Oedipe Blues
Par Olivier Douville & Robert Bitoun
Oedipe Blues (SPECIAL) - Secret Comity Parlor Stomp - Viennes, 1922-09-00, IMAGO SWING
The Viennois Red Hot Minute's Band : Sigmund Freud, (saxophone ténor et leader); Otto Rank (contrebasse) ; Karl Abraham, (vocal), Max Eitingon (clarinette basse, saxophone en ut, soubassophone), Ernest Jones (banjo, ukulélé et guitare) ; Sandor Ferenczi (trompette, bugle, cornet à piston) ; Hanns Sachs (percussions et grosse caisse)

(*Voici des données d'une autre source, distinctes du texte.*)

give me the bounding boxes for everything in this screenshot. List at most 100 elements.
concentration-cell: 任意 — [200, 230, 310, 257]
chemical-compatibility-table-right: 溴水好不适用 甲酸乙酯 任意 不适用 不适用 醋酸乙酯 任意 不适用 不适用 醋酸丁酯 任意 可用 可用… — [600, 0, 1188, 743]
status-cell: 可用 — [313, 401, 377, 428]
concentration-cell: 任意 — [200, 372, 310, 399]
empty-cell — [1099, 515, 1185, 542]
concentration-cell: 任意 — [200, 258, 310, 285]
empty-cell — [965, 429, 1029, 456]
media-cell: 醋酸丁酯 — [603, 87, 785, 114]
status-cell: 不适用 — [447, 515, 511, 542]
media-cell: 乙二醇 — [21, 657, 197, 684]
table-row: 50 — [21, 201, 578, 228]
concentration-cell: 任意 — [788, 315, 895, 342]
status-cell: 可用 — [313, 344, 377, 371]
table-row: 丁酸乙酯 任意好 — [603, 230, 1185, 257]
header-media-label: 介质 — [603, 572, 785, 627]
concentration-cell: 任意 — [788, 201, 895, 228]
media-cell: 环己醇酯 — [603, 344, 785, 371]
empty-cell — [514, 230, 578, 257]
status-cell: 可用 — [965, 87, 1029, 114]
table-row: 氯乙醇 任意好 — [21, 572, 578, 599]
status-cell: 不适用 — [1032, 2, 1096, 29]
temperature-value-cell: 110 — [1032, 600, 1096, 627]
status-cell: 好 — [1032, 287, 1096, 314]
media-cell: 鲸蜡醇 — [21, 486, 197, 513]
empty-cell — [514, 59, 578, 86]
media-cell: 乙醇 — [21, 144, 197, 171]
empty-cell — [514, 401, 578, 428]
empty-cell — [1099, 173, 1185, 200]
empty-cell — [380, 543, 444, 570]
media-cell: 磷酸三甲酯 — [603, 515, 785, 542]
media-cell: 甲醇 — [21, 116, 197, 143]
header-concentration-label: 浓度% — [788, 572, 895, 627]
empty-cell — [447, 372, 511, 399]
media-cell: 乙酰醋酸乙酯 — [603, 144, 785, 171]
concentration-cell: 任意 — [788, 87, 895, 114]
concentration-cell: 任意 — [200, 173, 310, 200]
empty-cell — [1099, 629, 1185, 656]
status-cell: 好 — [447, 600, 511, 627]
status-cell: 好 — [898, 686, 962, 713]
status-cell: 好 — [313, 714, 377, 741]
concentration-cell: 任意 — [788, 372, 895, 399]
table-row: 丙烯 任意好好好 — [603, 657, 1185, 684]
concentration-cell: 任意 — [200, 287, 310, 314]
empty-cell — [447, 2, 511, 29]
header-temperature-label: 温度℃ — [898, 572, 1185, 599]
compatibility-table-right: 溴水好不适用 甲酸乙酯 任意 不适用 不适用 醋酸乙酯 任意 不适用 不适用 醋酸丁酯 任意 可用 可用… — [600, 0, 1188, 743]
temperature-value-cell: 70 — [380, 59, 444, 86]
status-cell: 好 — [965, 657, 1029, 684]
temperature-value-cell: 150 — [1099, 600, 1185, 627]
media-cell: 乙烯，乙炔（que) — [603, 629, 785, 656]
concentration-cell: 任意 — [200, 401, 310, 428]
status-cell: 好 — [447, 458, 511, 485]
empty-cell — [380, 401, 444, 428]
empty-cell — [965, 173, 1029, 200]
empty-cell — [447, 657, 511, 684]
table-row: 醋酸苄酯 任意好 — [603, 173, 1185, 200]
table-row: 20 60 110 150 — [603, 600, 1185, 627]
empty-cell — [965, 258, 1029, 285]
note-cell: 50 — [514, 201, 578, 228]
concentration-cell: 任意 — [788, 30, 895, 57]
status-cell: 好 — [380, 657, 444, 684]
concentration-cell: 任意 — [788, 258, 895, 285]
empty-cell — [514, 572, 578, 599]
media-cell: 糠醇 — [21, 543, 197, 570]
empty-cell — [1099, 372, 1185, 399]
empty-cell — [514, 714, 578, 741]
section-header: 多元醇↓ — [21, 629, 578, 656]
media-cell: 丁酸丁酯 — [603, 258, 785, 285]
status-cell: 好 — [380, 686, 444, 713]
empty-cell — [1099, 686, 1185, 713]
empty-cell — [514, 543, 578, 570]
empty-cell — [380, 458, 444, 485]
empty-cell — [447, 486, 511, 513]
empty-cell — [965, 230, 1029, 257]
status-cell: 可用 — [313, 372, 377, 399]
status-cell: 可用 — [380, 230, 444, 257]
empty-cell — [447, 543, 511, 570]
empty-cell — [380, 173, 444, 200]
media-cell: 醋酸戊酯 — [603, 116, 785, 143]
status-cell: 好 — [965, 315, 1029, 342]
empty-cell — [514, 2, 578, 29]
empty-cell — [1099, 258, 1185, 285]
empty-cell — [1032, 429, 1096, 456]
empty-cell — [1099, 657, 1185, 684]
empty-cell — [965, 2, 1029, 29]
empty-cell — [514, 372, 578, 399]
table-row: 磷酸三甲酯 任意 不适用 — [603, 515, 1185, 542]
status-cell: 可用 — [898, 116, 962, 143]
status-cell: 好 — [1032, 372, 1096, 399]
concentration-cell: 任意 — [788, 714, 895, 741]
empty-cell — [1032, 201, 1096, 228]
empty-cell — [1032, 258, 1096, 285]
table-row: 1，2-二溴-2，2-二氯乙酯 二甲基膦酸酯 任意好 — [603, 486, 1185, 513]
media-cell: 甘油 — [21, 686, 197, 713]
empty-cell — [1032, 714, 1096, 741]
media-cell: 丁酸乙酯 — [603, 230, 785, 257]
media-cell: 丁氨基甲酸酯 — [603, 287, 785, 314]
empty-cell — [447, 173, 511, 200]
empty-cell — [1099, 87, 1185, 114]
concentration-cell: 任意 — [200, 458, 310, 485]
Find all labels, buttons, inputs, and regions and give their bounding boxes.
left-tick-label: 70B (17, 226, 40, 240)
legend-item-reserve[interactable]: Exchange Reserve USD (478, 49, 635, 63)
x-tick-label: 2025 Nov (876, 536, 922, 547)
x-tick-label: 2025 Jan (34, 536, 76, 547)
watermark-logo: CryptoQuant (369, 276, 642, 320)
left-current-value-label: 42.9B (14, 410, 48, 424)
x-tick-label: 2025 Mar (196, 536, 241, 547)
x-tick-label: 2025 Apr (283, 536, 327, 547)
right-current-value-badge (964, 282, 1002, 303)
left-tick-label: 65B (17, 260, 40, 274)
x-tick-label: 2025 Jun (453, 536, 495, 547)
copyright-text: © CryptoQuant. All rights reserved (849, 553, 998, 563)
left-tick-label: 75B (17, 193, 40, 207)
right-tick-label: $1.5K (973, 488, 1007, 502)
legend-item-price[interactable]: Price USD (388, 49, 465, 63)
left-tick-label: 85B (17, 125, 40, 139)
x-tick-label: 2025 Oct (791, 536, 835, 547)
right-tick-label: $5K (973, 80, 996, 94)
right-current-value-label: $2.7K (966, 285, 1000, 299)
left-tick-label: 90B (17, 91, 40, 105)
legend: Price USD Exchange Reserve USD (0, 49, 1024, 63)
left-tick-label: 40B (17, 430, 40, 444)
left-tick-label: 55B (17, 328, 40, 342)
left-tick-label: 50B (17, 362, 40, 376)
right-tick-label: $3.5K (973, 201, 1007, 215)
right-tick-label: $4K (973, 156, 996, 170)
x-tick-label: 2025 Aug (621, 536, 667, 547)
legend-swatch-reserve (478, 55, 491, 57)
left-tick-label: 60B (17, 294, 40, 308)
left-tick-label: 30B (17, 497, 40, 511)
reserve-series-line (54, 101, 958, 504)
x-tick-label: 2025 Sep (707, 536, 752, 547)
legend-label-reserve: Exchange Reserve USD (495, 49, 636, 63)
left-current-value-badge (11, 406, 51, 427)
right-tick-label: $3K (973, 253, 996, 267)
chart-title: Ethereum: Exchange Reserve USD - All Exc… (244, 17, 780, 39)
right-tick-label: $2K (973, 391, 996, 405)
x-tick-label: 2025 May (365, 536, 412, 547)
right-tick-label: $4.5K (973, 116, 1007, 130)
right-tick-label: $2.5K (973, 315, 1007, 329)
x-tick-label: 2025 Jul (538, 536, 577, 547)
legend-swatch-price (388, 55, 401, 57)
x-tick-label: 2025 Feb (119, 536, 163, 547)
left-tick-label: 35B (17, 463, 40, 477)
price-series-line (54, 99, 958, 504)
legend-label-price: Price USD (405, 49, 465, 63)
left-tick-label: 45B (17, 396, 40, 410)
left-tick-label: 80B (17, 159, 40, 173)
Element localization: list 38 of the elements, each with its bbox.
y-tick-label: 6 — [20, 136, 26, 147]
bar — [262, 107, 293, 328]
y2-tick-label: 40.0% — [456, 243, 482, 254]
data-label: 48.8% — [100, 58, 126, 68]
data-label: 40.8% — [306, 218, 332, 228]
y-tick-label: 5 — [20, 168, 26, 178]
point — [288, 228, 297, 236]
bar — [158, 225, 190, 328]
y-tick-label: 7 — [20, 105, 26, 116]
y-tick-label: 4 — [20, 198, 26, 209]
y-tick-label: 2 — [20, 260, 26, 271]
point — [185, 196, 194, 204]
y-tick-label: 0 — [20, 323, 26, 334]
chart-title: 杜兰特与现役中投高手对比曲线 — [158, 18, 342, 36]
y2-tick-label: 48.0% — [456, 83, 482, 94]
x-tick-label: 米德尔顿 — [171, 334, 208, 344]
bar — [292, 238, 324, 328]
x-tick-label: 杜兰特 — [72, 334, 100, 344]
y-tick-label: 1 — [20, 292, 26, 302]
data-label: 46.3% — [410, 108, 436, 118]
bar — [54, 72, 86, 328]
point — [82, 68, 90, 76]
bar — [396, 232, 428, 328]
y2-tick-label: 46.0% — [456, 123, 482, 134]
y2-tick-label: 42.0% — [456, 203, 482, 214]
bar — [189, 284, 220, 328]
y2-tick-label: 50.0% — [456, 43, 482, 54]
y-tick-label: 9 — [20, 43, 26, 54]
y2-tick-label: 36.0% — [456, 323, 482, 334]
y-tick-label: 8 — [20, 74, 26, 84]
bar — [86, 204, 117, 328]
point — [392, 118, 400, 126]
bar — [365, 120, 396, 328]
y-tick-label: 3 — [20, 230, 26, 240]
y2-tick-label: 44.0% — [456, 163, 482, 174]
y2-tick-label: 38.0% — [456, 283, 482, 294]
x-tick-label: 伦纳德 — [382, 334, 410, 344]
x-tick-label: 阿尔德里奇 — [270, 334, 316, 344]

Fait peu connu des amateurs de jazz, il n'y eut pas que l'entaille grecque pour sceller l'entente des membres du comité secret. Rank, soutenu par Ferenczi encore sous le charme de quelques cires de ragtime achetés lors du voyage aux USA en 1919, a en effet obtenu que tous les membres de ce comité se mettent à l'étude du jazz band et s'exercent au maniement d'un instrument. Si la Maître viennois a, la plupart du temps, fait semblant de jouer, et si encore Karl Abraham a laissé de ses prouesses vocales une impression assez pâle, en revanche Hans Sachs très influencé par le jeu du batteur de ragtime E. Lent se montre un fort honorable percussionniste (avec un étonnant triolet de croche sur le troisième temps de la 41° mesure après le break de banjo exécuté vigoureusement dans un style folk celtique impeccable par Jones). Solide à la contrebasse, Rank à qui il arrivait de doubler ses traits d'archet par de joyeuses vocalises, fournit sur ce disque un soutien implacable au duo de clarinette basse, trompette (Eitingon ici précurseur de ce que tentera sur ce même instrument Benny Goodman dans les années 1930 / Ferenczi, curieusement enclin à ces joutes mutuelles, mais qui, curieusement décalé s'époumone dans des accentuations ragtimes très proches de ce que faisait Crickett Smith chez Jim Europe, après tout nous ne sommes qu'en 1922).
Ce petit monde trouvera à s'arranger des éruptions géniales d'un saxophone qu'on gagnerait à déchiffrer au joint même de ces impérieux silences qui annoncent, en creux, comme une grave et monotone répétition. Si le vieux Sig' reste à la fois respectueux et décomplexé de la tradition saxophonistique du jazz, il laisse sur cette cire des formes toujours plus inextricables d'un jazz dont c'est peu dire qu'il est avant-gardiste. Les autres n'ont qu'a suivre !
Ce disque resté longtemps secret a été pourtant réédité en version pirate à l'initiative de Whilhem Reich en 1937, puis à nouveau en 1962 dans une compilation hasardeuse (IPA play the Blues sur Atlantic). Le pianiste et chef d'orchestre Sun Ra en était un grand admirateur au point qu'il a repris le thème dans un de ses concerts au Cabaret Magique du Musée Grévin, à Paris, en 1976. Tenue pour une extrême rareté, cette face gagne maintenant grâce à Oedipe Jazz, une audience qu'elle mérite amplement.